In this context, it is vital to remember that science progresses by skepticism and by paradigm shifts: A consensus early last century would have given us eugenics. Moreover, the IPCC does no original research, nor does it monitor climate-related data; its evidence is instead from selected secondary sources. But, above all, this supercommittee is more political than is often recognized, rule three firmly reminding delegates that: “documents should involve both peer review by experts and review by governments.”
On the obsession with carbon emissions:
Throughout the history of science, monocausal explanations that overemphasize the dominance of one factor in immensely complex processes (in this case, the human-induced emissions of greenhouse gases) have been inevitably replaced by more powerful theories.
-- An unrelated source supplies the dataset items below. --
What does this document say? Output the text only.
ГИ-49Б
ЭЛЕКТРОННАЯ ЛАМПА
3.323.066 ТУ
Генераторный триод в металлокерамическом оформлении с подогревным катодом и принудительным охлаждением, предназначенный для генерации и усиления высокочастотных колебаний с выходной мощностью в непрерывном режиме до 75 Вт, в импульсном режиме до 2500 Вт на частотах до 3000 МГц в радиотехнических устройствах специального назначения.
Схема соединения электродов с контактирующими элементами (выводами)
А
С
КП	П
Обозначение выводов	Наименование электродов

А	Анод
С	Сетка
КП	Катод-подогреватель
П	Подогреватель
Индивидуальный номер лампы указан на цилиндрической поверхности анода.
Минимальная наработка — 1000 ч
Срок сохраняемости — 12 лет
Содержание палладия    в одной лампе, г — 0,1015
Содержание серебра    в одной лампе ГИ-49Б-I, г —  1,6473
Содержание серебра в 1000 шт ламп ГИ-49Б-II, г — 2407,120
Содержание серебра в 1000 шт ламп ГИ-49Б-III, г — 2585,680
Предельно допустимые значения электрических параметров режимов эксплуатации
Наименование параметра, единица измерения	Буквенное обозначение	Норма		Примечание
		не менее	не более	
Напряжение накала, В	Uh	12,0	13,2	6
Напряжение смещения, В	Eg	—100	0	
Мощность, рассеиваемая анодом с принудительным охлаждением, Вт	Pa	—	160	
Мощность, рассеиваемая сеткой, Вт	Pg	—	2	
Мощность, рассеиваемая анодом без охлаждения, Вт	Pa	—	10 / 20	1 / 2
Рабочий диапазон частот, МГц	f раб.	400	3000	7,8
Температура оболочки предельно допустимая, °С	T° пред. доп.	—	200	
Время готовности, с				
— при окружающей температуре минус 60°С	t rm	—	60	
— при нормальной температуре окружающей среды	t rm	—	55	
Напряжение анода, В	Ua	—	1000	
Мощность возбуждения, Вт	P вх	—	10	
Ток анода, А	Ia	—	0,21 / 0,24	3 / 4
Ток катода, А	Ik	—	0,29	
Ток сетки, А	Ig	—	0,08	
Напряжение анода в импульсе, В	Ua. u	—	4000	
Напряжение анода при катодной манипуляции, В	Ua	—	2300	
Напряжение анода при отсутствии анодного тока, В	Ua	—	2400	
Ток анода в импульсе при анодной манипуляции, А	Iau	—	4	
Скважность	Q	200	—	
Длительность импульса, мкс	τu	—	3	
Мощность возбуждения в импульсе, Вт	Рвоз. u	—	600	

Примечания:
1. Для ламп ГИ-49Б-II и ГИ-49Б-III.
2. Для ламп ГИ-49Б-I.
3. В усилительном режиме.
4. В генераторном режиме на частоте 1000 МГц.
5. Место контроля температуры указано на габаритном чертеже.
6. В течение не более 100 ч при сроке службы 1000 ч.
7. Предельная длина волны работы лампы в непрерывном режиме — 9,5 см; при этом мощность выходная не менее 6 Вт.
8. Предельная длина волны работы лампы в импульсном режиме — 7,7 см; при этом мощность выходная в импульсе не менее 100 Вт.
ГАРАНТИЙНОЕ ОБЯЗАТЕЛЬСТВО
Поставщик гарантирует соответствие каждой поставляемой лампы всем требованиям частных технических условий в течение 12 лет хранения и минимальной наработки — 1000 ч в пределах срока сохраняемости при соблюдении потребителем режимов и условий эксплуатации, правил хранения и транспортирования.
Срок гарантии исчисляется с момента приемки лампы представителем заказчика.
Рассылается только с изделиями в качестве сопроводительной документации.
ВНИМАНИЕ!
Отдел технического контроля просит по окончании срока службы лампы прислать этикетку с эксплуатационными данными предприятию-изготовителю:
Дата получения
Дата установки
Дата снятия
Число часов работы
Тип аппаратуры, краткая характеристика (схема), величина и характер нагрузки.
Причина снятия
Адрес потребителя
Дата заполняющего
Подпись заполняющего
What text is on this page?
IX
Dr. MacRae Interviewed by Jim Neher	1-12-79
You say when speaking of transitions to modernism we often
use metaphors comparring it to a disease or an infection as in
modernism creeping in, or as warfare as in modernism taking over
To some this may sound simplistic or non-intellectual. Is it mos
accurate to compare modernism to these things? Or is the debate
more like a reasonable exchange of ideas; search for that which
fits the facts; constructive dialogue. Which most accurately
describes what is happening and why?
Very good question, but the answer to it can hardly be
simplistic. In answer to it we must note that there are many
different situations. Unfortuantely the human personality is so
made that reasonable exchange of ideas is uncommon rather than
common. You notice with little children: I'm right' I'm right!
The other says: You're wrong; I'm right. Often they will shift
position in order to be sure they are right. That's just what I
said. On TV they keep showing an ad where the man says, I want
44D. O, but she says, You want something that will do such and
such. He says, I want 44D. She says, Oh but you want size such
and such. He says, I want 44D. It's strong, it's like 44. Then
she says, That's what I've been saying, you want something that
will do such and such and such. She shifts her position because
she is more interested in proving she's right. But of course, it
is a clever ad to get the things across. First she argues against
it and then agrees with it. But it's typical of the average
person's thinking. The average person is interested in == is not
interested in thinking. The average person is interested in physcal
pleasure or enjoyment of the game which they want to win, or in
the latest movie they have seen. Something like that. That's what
On areas for further research:
Worryingly for the IPCC’s “consensus,” there is a counterparadigm, relating to the serious uncertainties of water vapor and clouds, now waiting in the wings…A key piece of research in this emerging new paradigm was published in the Proceedings of the Royal Society A (October 2006): “Do electrons help to make the clouds?”
Using a box of air in a Copenhagen lab, physicists managed to trace the growth of clusters of molecules of the kind that build cloud condensation nuclei. These are specks of sulfuric acid on which cloud droplets form. High-energy particles driven through the laboratory ceiling by exploded stars far away in the galaxy — cosmic rays — liberated electrons in the air, which helped the molecular clusters to form much faster than atmospheric scientists have predicted. This process could well explain a long-touted link between cosmic rays, cloudiness and climate change.
And on the biggest misconception surrounding the whole debate:
The inconvenient truth remains that climate is the most complex, coupled, nonlinear, chaotic system known. In such a system, both “doing something” (emitting human-induced gases) and “not doing something” (not emitting) at the margins are equally unpredictable. What climate will we produce? Will it be better? And, if we get there, won’t it, too, change?
This is the fatal flaw at the heart of the whole global-warming debacle. Climate change must be accepted as the norm, not as an exception, and it must be seen primarily as a political and economic issue, focusing on how best humanity can continue to adapt to constant change, hot, wet, cold or dry.